I wish to find the normal stress at the point on an interface whose normal unit vector is
$$n= \begin{bmatrix} 0.6 & 0.8 & 0\\ \end{bmatrix}$$
given the stress tensor $$\tau_{ij}= \begin{bmatrix} 2000 & 500 & -1000\\ 500 & 3000 & 3000\\ -1000 & 3000 & -4000\\ \end{bmatrix}$$
my goal is to rotate the stress tensor so the rotated $x$ axis ($x'$) is coalesces with the normal vector $n$ such that the new rotated $\tau_{x'x'}$ should be the answer.
We have that
$$\alpha=\arctan\left(\frac{0.8}{0.6}\right)=53.13 $$ using the rotatin matrix about the $Z$ axis $$R_z=\begin{bmatrix} \cos(53.13) & -\sin(53.13)& 0\\ \sin(53.13) & \cos(53.13)& 0\\ 0& 0 & 1\\ \end{bmatrix}$$
the rotated tensor is: $$\tau_{i'j'}=R\tau_{ij}R^T=\\ \begin{bmatrix} \cos(53.13) & -\sin(53.13)& 0\\ \sin(53.13) & \cos(53.13)& 0\\ 0& 0 & 1\\ \end{bmatrix} \begin{bmatrix} 2000 & 500 & -1000\\ 500 & 3000 & 3000\\ -1000 & 3000 & -4000\\ \end{bmatrix} \begin{bmatrix} \cos(53.13) & \sin(53.13)& 0\\ -\sin(53.13) & \cos(53.13)& 0\\ 0& 0 & 1\\ \end{bmatrix}\\ =\begin{bmatrix} 2160 & -620 & -3000\\ -620 & 2840 & 1000\\ -3000 & 1000 & -4000\\ \end{bmatrix}$$
which yields a wrong answer: $\tau_{x'x'}=2160$.

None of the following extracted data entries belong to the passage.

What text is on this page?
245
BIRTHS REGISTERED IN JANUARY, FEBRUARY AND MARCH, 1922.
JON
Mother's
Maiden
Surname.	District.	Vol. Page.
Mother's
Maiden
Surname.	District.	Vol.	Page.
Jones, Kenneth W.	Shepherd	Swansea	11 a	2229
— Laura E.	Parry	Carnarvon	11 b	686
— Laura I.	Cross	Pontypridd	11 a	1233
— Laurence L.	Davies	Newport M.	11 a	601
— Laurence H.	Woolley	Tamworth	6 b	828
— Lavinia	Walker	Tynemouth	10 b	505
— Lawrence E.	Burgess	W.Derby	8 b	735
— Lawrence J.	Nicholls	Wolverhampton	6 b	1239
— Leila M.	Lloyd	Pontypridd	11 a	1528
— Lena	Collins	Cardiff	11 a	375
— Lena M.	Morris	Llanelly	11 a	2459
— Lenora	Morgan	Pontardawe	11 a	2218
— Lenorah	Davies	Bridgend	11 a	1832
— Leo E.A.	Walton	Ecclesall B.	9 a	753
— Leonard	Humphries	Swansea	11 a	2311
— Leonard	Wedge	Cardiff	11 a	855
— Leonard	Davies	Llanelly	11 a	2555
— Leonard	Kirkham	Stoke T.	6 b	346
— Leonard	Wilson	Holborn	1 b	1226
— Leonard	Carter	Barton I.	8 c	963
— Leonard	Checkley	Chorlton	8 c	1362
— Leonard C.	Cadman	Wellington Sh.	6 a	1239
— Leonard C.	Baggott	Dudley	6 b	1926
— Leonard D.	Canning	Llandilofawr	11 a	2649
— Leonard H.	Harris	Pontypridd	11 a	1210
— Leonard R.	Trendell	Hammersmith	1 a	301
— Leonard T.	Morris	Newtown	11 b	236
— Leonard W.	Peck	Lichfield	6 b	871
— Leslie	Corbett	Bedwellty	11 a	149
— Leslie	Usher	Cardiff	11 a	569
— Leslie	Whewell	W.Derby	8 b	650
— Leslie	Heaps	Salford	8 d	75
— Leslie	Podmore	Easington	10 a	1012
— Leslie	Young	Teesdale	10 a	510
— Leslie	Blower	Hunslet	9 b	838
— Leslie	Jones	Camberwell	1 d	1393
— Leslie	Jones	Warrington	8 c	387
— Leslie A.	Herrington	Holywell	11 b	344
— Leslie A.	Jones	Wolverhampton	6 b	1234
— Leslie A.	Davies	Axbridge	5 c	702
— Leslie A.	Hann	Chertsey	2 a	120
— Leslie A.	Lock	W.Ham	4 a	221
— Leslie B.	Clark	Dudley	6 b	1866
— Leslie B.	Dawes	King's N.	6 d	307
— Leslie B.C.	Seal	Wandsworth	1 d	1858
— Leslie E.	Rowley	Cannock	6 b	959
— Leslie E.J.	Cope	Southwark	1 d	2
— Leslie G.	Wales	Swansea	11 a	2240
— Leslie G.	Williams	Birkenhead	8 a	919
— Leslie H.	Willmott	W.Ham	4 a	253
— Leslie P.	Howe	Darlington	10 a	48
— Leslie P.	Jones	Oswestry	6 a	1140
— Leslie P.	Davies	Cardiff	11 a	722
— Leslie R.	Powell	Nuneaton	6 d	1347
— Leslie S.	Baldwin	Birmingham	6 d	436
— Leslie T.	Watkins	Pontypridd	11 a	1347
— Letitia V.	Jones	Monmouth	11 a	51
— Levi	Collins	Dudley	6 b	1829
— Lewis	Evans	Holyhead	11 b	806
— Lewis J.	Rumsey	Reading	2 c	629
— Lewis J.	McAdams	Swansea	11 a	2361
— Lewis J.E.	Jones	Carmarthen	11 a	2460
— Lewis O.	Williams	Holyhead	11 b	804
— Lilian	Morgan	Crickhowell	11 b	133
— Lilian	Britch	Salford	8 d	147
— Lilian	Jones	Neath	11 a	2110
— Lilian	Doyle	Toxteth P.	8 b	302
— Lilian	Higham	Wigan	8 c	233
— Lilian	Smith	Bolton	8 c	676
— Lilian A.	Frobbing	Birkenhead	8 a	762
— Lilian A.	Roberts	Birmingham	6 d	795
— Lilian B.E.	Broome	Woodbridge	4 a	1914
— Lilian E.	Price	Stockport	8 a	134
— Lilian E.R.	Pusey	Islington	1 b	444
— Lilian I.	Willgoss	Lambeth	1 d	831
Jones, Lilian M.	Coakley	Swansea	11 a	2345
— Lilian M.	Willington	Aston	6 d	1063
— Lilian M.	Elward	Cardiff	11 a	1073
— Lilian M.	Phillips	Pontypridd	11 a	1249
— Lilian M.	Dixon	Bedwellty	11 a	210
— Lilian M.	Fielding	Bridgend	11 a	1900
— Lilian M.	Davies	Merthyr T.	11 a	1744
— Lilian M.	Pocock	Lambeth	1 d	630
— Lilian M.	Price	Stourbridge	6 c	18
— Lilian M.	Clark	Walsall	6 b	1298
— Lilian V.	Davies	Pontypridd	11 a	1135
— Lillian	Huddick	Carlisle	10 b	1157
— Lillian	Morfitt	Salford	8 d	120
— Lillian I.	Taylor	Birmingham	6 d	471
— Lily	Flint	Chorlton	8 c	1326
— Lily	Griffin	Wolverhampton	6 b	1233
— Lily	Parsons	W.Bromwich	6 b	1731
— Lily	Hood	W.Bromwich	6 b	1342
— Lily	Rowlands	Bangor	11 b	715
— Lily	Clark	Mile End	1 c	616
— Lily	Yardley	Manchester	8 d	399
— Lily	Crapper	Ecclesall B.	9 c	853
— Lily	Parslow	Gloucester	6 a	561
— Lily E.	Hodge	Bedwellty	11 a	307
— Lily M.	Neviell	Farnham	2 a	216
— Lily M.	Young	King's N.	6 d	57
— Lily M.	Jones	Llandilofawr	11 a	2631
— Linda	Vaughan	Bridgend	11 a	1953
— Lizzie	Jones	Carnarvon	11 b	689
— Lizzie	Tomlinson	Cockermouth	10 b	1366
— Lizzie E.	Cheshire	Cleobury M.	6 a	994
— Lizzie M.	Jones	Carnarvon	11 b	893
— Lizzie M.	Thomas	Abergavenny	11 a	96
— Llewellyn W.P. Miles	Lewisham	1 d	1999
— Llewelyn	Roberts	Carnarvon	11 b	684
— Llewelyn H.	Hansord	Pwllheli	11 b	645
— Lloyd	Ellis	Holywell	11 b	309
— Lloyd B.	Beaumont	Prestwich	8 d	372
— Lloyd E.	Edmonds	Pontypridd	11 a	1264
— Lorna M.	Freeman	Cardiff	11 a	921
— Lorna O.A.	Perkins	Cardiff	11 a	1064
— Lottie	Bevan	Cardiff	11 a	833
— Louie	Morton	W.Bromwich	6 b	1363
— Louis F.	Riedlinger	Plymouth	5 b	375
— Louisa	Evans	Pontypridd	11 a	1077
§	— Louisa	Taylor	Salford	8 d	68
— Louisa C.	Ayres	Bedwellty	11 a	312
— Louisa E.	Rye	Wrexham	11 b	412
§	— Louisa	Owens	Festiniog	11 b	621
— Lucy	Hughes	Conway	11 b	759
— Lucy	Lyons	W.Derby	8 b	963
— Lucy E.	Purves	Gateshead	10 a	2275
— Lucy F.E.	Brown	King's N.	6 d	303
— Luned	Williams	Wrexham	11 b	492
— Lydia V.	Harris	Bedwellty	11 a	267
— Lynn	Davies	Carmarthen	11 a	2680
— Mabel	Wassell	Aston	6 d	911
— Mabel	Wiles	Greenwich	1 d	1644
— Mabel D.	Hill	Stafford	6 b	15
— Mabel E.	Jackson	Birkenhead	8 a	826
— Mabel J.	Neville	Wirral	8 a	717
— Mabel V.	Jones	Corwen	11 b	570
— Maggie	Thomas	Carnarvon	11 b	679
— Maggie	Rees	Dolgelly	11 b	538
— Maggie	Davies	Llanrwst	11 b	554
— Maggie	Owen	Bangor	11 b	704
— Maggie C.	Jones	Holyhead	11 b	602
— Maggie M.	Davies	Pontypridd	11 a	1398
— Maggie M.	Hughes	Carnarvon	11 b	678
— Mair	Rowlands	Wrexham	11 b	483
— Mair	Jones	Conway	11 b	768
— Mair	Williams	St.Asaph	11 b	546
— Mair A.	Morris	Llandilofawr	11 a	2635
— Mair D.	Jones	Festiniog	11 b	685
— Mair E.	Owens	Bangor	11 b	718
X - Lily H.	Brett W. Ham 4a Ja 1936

But $\tau_{\textbf{i'j'}}=R^T\tau_{ij}R$ yields the correct answer:
$$\tau_{\textbf{i'j'}}=\\ \begin{bmatrix} \cos(53.13) & \sin(53.13)& 0\\ -\sin(53.13) & \cos(53.13)& 0\\ 0& 0 & 1\\ \end{bmatrix} \begin{bmatrix} 2000 & 500 & -1000\\ 500 & 3000 & 3000\\ -1000 & 3000 & -4000\\ \end{bmatrix} \begin{bmatrix} \cos(53.13) & -\sin(53.13)& 0\\ \sin(53.13) & \cos(53.13)& 0\\ 0& 0 & 1\\ \end{bmatrix}\\ =\begin{bmatrix} 3120 & 340 & 1800\\ 340 & 1880 & 2600\\ 1800 & 2600 & -4000\\ \end{bmatrix}$$
$\tau_{\textbf{i'j'}}=\tau_{x'x'}=3120$.
Why is that?
Rotation matrix $R_z$ represents the change from the new basis $\mathbb B$' to the old one $\mathbb B$, therefore
$$R_z\,T'=\tau \; R_z\,n' \implies T'=R_z^T\,\tau \, R_z\,n'$$
then in the new basis $\tau'=R_z^T\,\tau \, R_z$.
Refer also to
The key point is that matrix $R_z$ represents the change from the new basis $\mathbb B$' to the old one $\mathbb B$, indeed in the new basis the normal vector is $n'=[1\;\;0\;\;0]$ and then
$$R_z\,n' = n=[0.60\;\; 0.80\;\;0]$$
which is indeed the normal vector in the old basis.